In visual text rendering tasks, the SD3.5-M model's accuracy increased from 59% to 92% under Flow-GRPO. Previously, models might render text crookedly, missing parts or elements. Now, text is presented accurately and flawlessly in the images, like the perfect written captions for the visuals, with improvements far beyond just a little bit.

In human preference alignment tasks, Flow-GRPO also performed excellently. Using PickScore as the reward model, it ensures the generated images align more closely with human preferences. Moreover, while enhancing performance, it rarely exhibited reward cheating. What is reward cheating? Some models sacrifice image quality and diversity to increase reward scores, leading to blurry or repetitive images. But Flow-GRPO is different; it’s like a "justicer," ensuring both image quality and diversity while increasing reward scores dramatically.

Researchers also analyzed Flow-GRPO extensively. For instance, when addressing reward cheating problems, they tried combining various reward models, which resulted in local blurriness and reduced diversity, like covering a beautiful landscape photo with a foggy haze.
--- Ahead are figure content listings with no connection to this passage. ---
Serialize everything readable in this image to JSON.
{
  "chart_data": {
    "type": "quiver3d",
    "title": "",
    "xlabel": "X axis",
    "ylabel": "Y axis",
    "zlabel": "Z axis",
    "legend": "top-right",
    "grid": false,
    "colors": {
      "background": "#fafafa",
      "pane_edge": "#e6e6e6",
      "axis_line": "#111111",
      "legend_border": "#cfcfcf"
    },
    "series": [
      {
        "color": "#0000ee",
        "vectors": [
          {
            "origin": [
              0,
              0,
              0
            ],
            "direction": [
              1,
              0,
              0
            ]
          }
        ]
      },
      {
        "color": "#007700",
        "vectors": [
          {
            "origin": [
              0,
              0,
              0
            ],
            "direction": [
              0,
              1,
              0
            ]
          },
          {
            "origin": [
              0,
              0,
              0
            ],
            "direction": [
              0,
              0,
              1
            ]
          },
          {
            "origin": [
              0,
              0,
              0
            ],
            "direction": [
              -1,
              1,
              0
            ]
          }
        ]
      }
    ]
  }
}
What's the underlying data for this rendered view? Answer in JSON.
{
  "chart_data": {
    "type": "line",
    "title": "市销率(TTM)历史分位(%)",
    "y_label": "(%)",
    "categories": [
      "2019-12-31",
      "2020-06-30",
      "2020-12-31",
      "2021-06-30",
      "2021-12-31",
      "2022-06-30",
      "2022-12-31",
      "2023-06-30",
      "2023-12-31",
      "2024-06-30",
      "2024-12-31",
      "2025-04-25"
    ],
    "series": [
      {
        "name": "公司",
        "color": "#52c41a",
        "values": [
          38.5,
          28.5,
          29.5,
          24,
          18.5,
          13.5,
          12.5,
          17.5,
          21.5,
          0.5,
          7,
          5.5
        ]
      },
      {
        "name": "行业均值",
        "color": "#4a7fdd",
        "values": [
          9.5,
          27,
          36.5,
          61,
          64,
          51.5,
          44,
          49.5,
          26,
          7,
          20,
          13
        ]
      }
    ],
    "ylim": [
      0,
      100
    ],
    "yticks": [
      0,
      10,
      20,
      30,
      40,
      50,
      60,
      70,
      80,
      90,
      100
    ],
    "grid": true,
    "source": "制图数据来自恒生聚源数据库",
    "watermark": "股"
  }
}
Later, using the KL constraint method significantly improved the results. After adjusting the KL coefficient, the model optimized task-specific rewards without harming overall performance, finding the perfect "balance point."

There was also an analysis of the denoising reduction strategy. By reducing the number of timesteps during training from 40 to 10, the training speed improved by over four times, with no negative impact on the final reward score. It's like driving; previously, you had to go slowly to reach the destination, but now, with a smoother route, you get there faster without compromising anything!

Noise levels also affect the model. Proper noise levels in SDEs can enhance image diversity and exploration abilities, greatly aiding RL training. However, excessive noise degrades image quality, much like randomly splashing ink onto a fine painting, ruining it. Research found that setting noise levels around 0.7 works best, balancing image quality and enabling better exploration of various possibilities.

Flow-GRPO's generalization capability is also strong. In unseen scene tests, it accurately captures the quantity, color, and spatial relationships of objects, and handles unfamiliar object categories effortlessly. From generating 2-4 objects during training to producing 5-6 objects during testing, it handles everything easily, like a highly capable student who learns by analogy and masters every question!

Future Prospects and Challenges

Although Flow-GRPO has performed exceptionally well in text-to-image tasks, researchers aren't stopping here. They're already looking towards broader applications — video generation. However, this brings new challenges.

First, designing rewards. In video generation, simple reward models won't suffice; more complex and effective reward models are needed to create realistic and smooth videos. It's like grading movies; you can't just consider the visuals but also factors like plot and sound effects.

Second, balancing multiple rewards. Video generation optimizes multiple objectives like realism, smoothness, and coherence. These objectives can act like unruly children with differing opinions, making balance difficult. Researchers need to find ways to make them "coexist harmoniously," which isn't easy.

Finally, scalability. Video generation consumes more resources than image generation, like a "big eater." To apply Flow-GRPO to video generation, more efficient data collection and training methods are required, otherwise, the "resource bottleneck" will not meet its "appetite."

But these challenges won't stop Flow-GRPO from advancing. With researchers' efforts, Flow-GRPO will continue to shine in the image generation field and potentially create miracles in video generation and other areas, bringing us more surprises! Perhaps in the future, the visuals in the movies we watch and the games we play will be generated by Flow-GRPO. Let's wait and see!